Читать «Любовь и голуби (сборник)» онлайн - страница 245

Владимир Павлович Гуркин

– Первый год в армии. Я в ПВО служил – противовоздушная оборона. Это был 1971 год. Самое тяжелое время и, как ни странно, самое ценное по опыту. По отношению к жизни, к боли. Оно много мне дало, и даже до сих пор иной раз, когда возникают трудности, я говорю себе: разве это трудности? Вон с чем справился тогда! Так что все во благо, и я понимаю: должен Жизни больше, чем она мне. И это не кокетство.

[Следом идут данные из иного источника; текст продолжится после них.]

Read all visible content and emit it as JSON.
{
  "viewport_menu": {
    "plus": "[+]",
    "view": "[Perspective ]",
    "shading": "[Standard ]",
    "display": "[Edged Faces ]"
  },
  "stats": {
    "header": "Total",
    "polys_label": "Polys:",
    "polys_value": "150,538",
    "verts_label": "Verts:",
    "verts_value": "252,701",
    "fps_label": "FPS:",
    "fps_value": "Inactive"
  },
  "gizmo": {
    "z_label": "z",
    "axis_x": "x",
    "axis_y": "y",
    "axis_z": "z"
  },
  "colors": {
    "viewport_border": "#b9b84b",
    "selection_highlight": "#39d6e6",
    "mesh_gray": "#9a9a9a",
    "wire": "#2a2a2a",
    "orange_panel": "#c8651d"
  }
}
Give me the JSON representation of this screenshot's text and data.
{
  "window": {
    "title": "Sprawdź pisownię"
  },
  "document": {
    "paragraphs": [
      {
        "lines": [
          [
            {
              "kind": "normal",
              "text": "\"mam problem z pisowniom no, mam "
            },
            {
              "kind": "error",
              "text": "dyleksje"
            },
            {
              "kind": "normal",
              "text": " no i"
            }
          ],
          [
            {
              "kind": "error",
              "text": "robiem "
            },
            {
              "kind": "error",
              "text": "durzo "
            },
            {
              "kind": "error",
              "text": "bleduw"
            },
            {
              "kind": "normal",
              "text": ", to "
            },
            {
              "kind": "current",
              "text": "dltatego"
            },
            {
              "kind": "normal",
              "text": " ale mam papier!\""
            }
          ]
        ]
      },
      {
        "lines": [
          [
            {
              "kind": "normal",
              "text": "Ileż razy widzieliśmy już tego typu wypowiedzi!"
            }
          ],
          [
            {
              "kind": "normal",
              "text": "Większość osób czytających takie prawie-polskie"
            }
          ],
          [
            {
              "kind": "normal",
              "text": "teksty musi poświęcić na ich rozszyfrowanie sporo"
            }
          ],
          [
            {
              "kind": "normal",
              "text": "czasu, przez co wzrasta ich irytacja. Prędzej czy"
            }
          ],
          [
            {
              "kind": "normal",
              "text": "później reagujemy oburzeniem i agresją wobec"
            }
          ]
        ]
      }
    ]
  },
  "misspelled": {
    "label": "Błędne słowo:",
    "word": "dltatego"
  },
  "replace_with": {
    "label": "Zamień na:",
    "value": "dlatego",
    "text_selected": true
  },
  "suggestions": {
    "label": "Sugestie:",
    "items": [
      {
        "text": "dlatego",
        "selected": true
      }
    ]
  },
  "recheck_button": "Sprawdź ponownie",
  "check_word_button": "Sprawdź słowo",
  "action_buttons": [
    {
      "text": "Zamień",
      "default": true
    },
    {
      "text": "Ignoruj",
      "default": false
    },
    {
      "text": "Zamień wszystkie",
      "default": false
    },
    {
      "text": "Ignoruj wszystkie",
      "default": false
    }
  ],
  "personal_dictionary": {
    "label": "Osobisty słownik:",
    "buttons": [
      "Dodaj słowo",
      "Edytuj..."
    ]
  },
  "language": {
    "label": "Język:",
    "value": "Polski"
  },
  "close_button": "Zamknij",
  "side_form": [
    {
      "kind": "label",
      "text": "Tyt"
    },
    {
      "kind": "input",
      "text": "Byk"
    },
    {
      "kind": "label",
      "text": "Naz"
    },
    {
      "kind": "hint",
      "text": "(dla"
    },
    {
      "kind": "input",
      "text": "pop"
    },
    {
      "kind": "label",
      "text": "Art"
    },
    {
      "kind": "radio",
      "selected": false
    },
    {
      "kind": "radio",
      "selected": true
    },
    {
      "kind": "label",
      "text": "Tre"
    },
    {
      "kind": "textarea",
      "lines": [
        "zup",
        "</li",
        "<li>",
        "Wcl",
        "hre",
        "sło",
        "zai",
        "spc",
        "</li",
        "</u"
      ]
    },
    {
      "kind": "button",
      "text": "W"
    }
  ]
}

– Да ты счастливый человек!

– Да, можно сказать – счастливый. Хотя, ты же понимаешь, всякое бывает: и внутренние противоречия, и вообще. Я вот часто слышу: если не полюбишь себя, то никого не полюбишь. Категорически не согласен! Сейчас многие себя ох как любят! А я так думаю: ты не зря на земле, и надо требовать с себя. Когда Господь говорил: «Возлюби ближнего, как самого себя», он имел в виду наше несовершенство – что надо любить ближнего не меньше, чем себя, грешного.

– Вот скажи, Володя, тебя когда-нибудь волнует вопрос: нужен ли я человечеству?

– Еще как! Но я тебе так скажу: ты забудь на время о столицах, представь всю страну. Вот мое родное Черемхово – символ районной России. Цены на продукты, как в Москве, а зарплаты – по четыре тысячи рублей. Живут, в основном, своими огородами. Помнишь 98-й год, дефолт? Тогда простой народ что острее всего переживал? Что пропали «гробовые» сбережения. Похоронные. Люди испугались не того, что нечего будет есть, а что не на что себя похоронить! А уж без наших сценариев народ проживет, это не хлеб.

– Но мы знаем: даже во время войны театры играли! В них ходили. Голодные, холодные – но ходили.

– Конечно, не хлебом единым. Люди выживали во имя идеи, идея заставляла жить. Человек этим держится. Мне нравится, как сказал Антоний Сурожский: «Нет идеала? А чем Иисус не идеал? Бог – высший идеал. С ним и живи, зачем другой?».

– Расскажи про Антония Сурожского. Кто он?

– Митрополит Антоний – православный священник, философ. Сын российского дипломата, родился перед началом Первой мировой, всю жизнь прожил за границей, но родиной считал Россию. Да его многие знают, он был очень известный человек, вел программу на Русской службе Би-би-си.

– Сейчас многие драматурги работают на заказ. А ты?

– Нет, я не могу на заказ. Я вообще никогда не писал то, что надо. Когда писал «Плач в пригоршню», мне говорили: «Брось! Никто не поставит роман для театра». Не послушался. А потом его МХАТ поставил, и теперь студенты учат. Я пишу для себя. Мне лично дорого, когда художник обнаруживает то, что ты, живя рядом, не замечаешь. Художник тебе покажет – и ты удивишься: как это я сам тут всю жизнь ходил и не замечал, как синь воды небо моет? Или вот я увидел: упала на улице немолодая женщина, и тут же двое парней кинулись ее поднимать. Чужие, просто мимо проходили, а бросились, как к родной – меня это пронзило.

– Почему у тебя нет героев-интеллигентов?

– Были. Я начал с пьесы «Зажигаю днем свечу» (это строка из песни прекрасного барда Евгения Бачурина). Спектакль назывался «Андрюша. Его история в трех частях». Поставили его в Омской драме. Сыграли 13 раз, потом сняли: обком партии запретил. Первый вариант спектакля сделал Владимир Симоновский. Заставили переделать. Но и переделанный власти сняли. Это была пьеса городская, о журналисте. По форме чего там только не было: и авангард, и сюр.